Отведя большие пальцы в стороны, круговыми движениями ладоней он массирует каждую из её грудей, начиная с основания и постепенно смыкая кисти на её вставшем соске. Покрасневшая от растираний кожа, её маслянистый блеск. Колечко с бриллиантом, которое может помешать ему делать массаж живота. Едва заметные капли пота на его лбу и бесконечная музыка, её приливы и отливы.
 
3.
Кира ждёт свою подругу в холле на первом этаже. Белый мраморный пол с ветвистыми розовыми жилками, кожаные пухлые диваны вдоль стен. Она смотрит на входные стеклянные двери, высокие, с массивными полированными прутьями вертикальных ручек. Створки плотно сомкнуты: резиновые щётки по краям закрывают щели сверху и снизу так, что загазованный воздух снаружи почти не проникает в здание. Слабое шуршание кондиционеров, запах свежести, словно в хвойном лесу после дождя. Когда парень (его имя Игорь) закончил делать ей массаж, она, договорившись с ним о следующем сеансе, поднялась к себе в квартиру, съела слойку с малиновой начинкой и запила её йогуртом, попутно проглотив пару полезных пилюль. Несколько минут она сидела в кресле, ни о чём не думая. Потом ей позвонила Лена, с которой они знакомы с самого детства и они договорились встретиться и пообедать вместе и вот, с минуты на минуту, та должна подъехать.
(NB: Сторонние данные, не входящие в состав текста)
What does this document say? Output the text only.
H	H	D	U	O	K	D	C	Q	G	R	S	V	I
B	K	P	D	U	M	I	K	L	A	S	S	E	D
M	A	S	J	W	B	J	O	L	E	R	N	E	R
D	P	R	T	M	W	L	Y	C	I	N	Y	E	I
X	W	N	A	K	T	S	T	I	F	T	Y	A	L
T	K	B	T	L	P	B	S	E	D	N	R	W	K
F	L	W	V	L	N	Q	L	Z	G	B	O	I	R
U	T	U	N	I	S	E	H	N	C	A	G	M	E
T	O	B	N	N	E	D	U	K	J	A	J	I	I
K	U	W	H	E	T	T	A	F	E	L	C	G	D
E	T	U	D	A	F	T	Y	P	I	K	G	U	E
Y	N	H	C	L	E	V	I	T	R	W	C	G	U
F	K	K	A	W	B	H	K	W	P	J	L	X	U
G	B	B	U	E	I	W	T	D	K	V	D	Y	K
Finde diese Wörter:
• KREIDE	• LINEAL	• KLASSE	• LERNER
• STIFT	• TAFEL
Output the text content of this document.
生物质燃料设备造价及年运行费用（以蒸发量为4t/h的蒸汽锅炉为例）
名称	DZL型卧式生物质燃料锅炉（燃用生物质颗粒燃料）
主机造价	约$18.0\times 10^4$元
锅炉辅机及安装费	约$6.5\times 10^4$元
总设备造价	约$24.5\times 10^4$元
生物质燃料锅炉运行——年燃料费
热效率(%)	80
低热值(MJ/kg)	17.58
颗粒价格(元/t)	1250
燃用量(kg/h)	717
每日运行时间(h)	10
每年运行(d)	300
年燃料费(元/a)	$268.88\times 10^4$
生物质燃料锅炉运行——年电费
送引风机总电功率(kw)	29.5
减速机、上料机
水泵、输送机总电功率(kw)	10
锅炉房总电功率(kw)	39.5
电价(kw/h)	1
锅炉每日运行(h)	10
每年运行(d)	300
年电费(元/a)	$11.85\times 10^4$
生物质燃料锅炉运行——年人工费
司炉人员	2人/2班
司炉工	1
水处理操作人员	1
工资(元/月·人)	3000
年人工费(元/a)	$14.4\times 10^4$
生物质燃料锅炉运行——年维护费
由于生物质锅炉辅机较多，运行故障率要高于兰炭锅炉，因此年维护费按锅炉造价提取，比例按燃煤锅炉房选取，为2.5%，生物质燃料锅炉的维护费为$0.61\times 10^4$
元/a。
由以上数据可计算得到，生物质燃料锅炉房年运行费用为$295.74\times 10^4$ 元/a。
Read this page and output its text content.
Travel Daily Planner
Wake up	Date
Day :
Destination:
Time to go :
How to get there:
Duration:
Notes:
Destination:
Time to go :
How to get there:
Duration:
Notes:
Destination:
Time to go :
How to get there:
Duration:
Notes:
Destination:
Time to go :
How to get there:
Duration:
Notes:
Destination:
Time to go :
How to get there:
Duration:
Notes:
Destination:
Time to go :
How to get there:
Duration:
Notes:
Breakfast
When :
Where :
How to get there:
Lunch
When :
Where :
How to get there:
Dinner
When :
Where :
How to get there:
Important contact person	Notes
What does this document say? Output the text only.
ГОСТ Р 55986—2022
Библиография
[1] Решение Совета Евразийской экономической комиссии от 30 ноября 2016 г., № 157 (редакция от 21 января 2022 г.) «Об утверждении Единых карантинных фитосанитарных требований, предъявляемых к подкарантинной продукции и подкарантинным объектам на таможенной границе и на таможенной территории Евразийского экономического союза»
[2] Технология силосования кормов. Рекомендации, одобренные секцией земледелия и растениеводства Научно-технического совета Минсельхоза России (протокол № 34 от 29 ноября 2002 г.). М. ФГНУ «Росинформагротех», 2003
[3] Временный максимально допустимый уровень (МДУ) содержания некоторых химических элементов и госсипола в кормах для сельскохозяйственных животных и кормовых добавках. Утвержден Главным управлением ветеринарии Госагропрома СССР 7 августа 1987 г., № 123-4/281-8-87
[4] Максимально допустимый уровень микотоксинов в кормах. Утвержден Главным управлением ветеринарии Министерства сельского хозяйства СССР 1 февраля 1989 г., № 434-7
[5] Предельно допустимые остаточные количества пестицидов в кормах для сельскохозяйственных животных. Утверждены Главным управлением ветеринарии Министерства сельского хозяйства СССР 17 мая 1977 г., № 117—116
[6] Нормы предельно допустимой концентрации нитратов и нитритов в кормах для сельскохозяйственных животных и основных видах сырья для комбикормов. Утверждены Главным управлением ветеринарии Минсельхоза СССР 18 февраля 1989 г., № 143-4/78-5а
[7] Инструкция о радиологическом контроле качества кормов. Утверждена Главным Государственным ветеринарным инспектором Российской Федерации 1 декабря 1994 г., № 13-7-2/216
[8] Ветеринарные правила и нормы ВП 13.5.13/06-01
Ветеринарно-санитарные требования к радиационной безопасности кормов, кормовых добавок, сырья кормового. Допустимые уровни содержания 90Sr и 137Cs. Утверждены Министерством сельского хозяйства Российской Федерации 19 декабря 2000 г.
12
Двери изредка пропускают внутрь гостей в сопровождении уличного шума: высокого пузатого мужчину лет сорока, по мелким деталям внешнего облика которого, по его манере держаться, по тому, как он пренебрежительно морщит своё уставшее лицо в ответ на приветствие консьержа можно сделать вывод о величине его доходов. Сразу за ним – двух подчёркнуто строго одетых женщин, коротко остриженных, с чем-то мальчишеским в облике, у которых здесь, видимо, назначена деловая встреча. Одна из них галантно придерживает дверцу для другой и это заставляет Киру мысленно усмехнуться. Потом через вестибюль проносится, нервно покусывая губы, какой-то юноша в спортивном костюме от известного итальянского модельера, быстро оглядев её с ног до головы. Он немного похож на её первого любовника – такой же худой и тоже с карими глазами, но с более броской внешней бисексуальностью. Вышитый на спине рисунок из страз сверкает на фоне чёрной материи его олимпийки так, что Кира невольно приковывается к нему взглядом и ей даже кажется, что изображенный дизайнером череп с перекрестием костей под ним «скалит» ей зубы в ответ. Наконец входит и Лена, нерешительно улыбаясь, сразу пытаясь угадать какое сейчас настроение у её не совсем обычной подруги. Кира, не скрывая, оценивает её стиль: тёмно-русые мелированные волосы, скромный макияж. Спортивное подтянутое тело, хорошо развитая грудь. Строгие чёрные джинсы в обтяжку, кожаный жакет цвета беж и белая блузка под ним. Почти незаметные веснушки, бледно серые райки. Сама Кира уже тоже успела сходить в парикмахерскую и к визажисту – её накрасили и сделали сложную укладку. Они обнимаются, довольно условно расцеловываются, потом, отстранившись, заглядывают друг другу в глаза, как бы проверяя, многое ли изменилось в них за последние полгода. Кира искрится энергией, её взгляд слегка ироничен, в Лениных же глазах есть неуверенность, которую она всячески старается скрыть, или, может быть, это затаённая надежда и страх, что она никогда не оправдается. Тем не менее подруги искренне рады встрече и уже предвкушают сегодняшние приключения. « - Как ты? - Хорошо. А ты? - Тоже».
 

4.
Выбрав столик у окна, и сделав заказ, они продолжают болтать. Со второго этажа им открывается вид на небольшой участок широкой дороги, заполненной машинами, которые то останавливаются, постепенно скапливаясь на перекрёстке, то вновь несутся дальше. Накрапывает дождь, и асфальт постепенно темнеет от влаги. Редкие прохожие переходят с одной стороны на другую, спеша по своим делам. На этом фоне особенно заметны тепло и уют ресторана и размеренность в движениях посетителей, абсолютно уверенных в своём безоблачном будущем. Подруги вспоминают общих друзей: кто из них и кого недавно видел, как те изменились, с кем они встречаются сейчас, с кем спят и с кем хотели бы спать и тому подобный вздор.

Через проход от них, рядом с какой-то малолетней брюнеткой, сидит толстяк, тот самый, которого Кира видела внизу: он подливает своей спутнице вина, что-то говорит ей на ухо тихим утробным голосом. Девочка же ведёт себя жеманно – она ещё не привыкла к своему кавалеру, не привыкла есть в ресторанах. Развешанные по клетчатым стенам-ширмам средневековые гравюры: лица-маски со скошенными к носу глазами, ветви сакуры, красные печати мастерских. Одинокие воины-самураи и гейши в цветастых платьях. Медлительные посетители, неторопливо пережёвывающие пищу.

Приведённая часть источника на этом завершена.